A couple of years ago, a youth pastor in East Belfast built a thriving youth ministry which saw young people stepping out to serve and coming to faith. Then he stepped down and moved on. In a large church, the obvious next step would have been to replace him with someone experienced. Instead, a youth intern, who had been invested in and developed by the previous youth pastor was appointed to the role. Today that youth ministry continues to grow and has created a welcoming community with a sizeable proportion of teens who are not yet Christians or on a journey of discipleship. Even more noticeable is how leaders are being developed and emerging from the group.
Recently, some friends of mine returned from a trip to Africa having spent time with church leaders from across the globe. One of the standout experiences for them was seeing the reality of jail and even death for leaders in the persecuted church. These leaders had to think not just about who would follow them but who would follow the person who followed them.
These stories are weaving themselves into my story. Several years ago I remember having a light bulb moment when I realised that leaders create other leaders. Today I lead Innovista in Ireland – committed to developing and equipping young leaders to bring hope to their communities. The first season of pioneering involved plugging away by myself – a time in which Innovista’s reputation, credibility and success was interwoven with mine. Now a team of staff and volunteers are forming and I am being confronted with questions like:
Do I see Innovista Ireland and our mission as ‘mine’ or one which I have been entrusted with? How long-term is my vision?
I’m trying to be careful that Innovista in Ireland is not shaped in my image but shaped by values and culture so deeply ingrained that when it is time for me to step aside, Innovista won’t just keep going but will flourish even more. The time to think about succession planning is not when the leader or founder steps aside, but now.
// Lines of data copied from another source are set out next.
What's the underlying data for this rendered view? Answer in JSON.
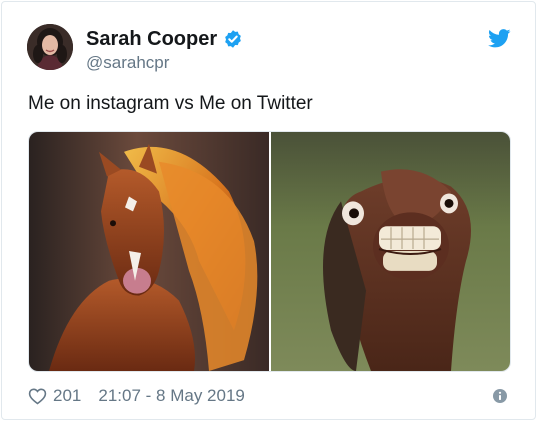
{
  "tweet": {
    "author": {
      "display_name": "Sarah Cooper",
      "handle": "@sarahcpr",
      "verified": true,
      "avatar": "profile-photo"
    },
    "text": "Me on instagram vs Me on Twitter",
    "media": [
      {
        "description": "horse-with-flowing-mane-photo"
      },
      {
        "description": "horse-grinning-photo"
      }
    ],
    "likes": "201",
    "timestamp": "21:07 - 8 May 2019"
  },
  "icons": {
    "brand": "twitter-bird-icon",
    "verified": "verified-badge-icon",
    "like": "heart-icon",
    "info": "info-icon"
  },
  "colors": {
    "twitter_blue": "#1da1f2",
    "text": "#14171a",
    "secondary_text": "#657786",
    "border": "#e1e8ed"
  }
}
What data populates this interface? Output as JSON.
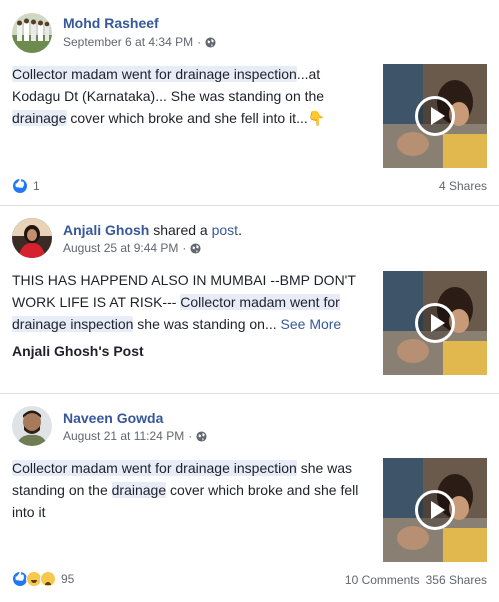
{
  "posts": [
    {
      "author": "Mohd Rasheef",
      "date": "September 6 at 4:34 PM",
      "separator": "·",
      "text_hl1": "Collector madam went for drainage inspection",
      "text_p1": "...at Kodagu Dt (Karnataka)... She was standing on the ",
      "text_hl2": "drainage",
      "text_p2": " cover which broke and she fell into it...",
      "emoji": "👇",
      "reaction_count": "1",
      "shares": "4 Shares"
    },
    {
      "author": "Anjali Ghosh",
      "shared_word": " shared a ",
      "shared_link": "post",
      "shared_end": ".",
      "date": "August 25 at 9:44 PM",
      "separator": "·",
      "text_p0": "THIS HAS HAPPEND ALSO IN MUMBAI --BMP DON'T WORK LIFE IS AT RISK--- ",
      "text_hl1": "Collector madam went for drainage inspection",
      "text_p1": " she was standing on...",
      "see_more": "See More",
      "sub_title": "Anjali Ghosh's Post"
    },
    {
      "author": "Naveen Gowda",
      "date": "August 21 at 11:24 PM",
      "separator": "·",
      "text_hl1": "Collector madam went for drainage inspection",
      "text_p1": " she was standing on the ",
      "text_hl2": "drainage",
      "text_p2": " cover which broke and she fell into it",
      "reaction_count": "95",
      "comments": "10 Comments",
      "shares": "356 Shares"
    }
  ],
  "icons": {
    "globe": "globe-icon",
    "play": "play-icon",
    "like": "like-icon",
    "haha": "haha-icon",
    "sad": "sad-icon"
  },
  "colors": {
    "link": "#365899",
    "highlight": "#e7ecf6",
    "like_blue": "#2078f4",
    "meta_gray": "#616770"
  }
}
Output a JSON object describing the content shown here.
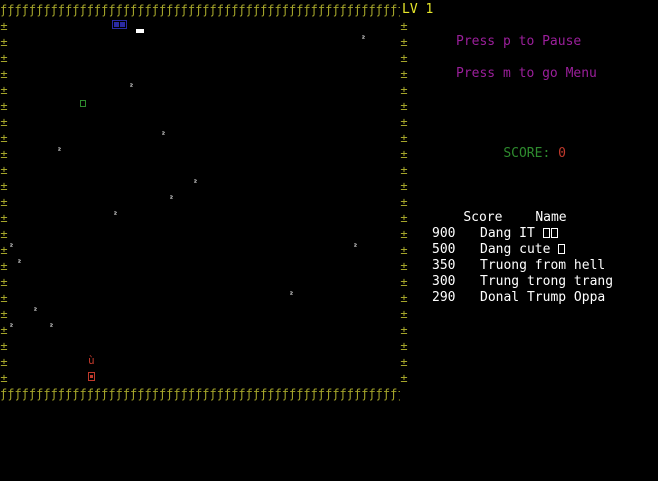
{
  "game": {
    "level_label": "LV 1",
    "pause_hint": "Press p to Pause",
    "menu_hint": "Press m to go Menu",
    "score_label": "SCORE: ",
    "score_value": "0",
    "wall_char": "±",
    "top_wall_char": "ƒ",
    "obstacle_char": "²"
  },
  "highscores": {
    "header_score": "Score",
    "header_name": "Name",
    "entries": [
      {
        "score": "900",
        "name": "Dang IT",
        "glyphs": 2
      },
      {
        "score": "500",
        "name": "Dang cute",
        "glyphs": 1
      },
      {
        "score": "350",
        "name": "Truong from hell",
        "glyphs": 0
      },
      {
        "score": "300",
        "name": "Trung trong trang",
        "glyphs": 0
      },
      {
        "score": "290",
        "name": "Donal Trump Oppa",
        "glyphs": 0
      }
    ]
  },
  "colors": {
    "wall": "#a5a52a",
    "hint": "#9b1f9b",
    "level": "#e6e62a",
    "score_label": "#2e8b2e",
    "score_value": "#c0392b",
    "player": "#2a2aa5",
    "enemy": "#c0392b",
    "food": "#2e8b2e"
  },
  "icons": {
    "player": "blue-snake-icon",
    "food": "food-icon",
    "enemy": "red-snake-icon",
    "obstacle": "obstacle-icon"
  }
}
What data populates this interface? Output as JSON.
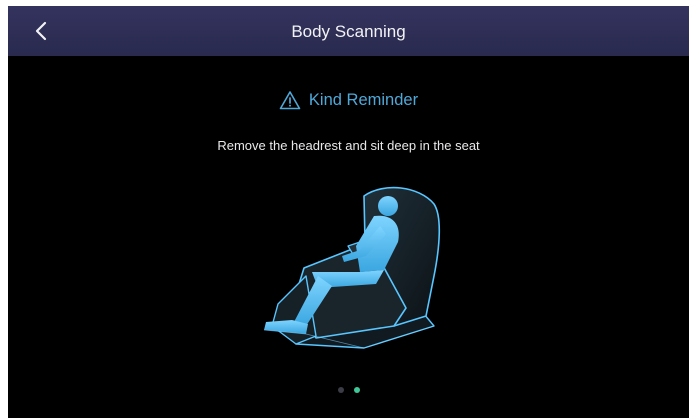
{
  "header": {
    "title": "Body Scanning",
    "back_icon": "chevron-left-icon"
  },
  "reminder": {
    "icon": "warning-icon",
    "label": "Kind Reminder",
    "color": "#4fa8d8"
  },
  "instruction": "Remove the headrest and sit deep in the seat",
  "illustration": {
    "name": "massage-chair-with-seated-person"
  },
  "pagination": {
    "total": 2,
    "active_index": 1,
    "active_color": "#3fc79a"
  }
}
Our churches and organisations need to be built on shared values and culture, not around the leadership, and especially not the personality of one person – even if they are the founder or the pioneer. When that person leaves what will happen? Especially if they have a lot of control?
How do we build healthy churches and organisations that are sustainable?
It can only be through seeing ourselves as dispensable, by remembering that we are stewards of the mission entrusted to us. By recognising the need to create a culture in which potential leaders are developed and given opportunities to flourish. Where we celebrate the gifts of others, not keep them in check. Where our focus is on enabling others to become all they have been created to be.
This is the kind of leadership and service Jesus modelled and that God uses to build His kingdom.
So, what steps can you take this week to be a kingdom builder and not an empire builder?
[This article was originally written for the AskWhatNow site]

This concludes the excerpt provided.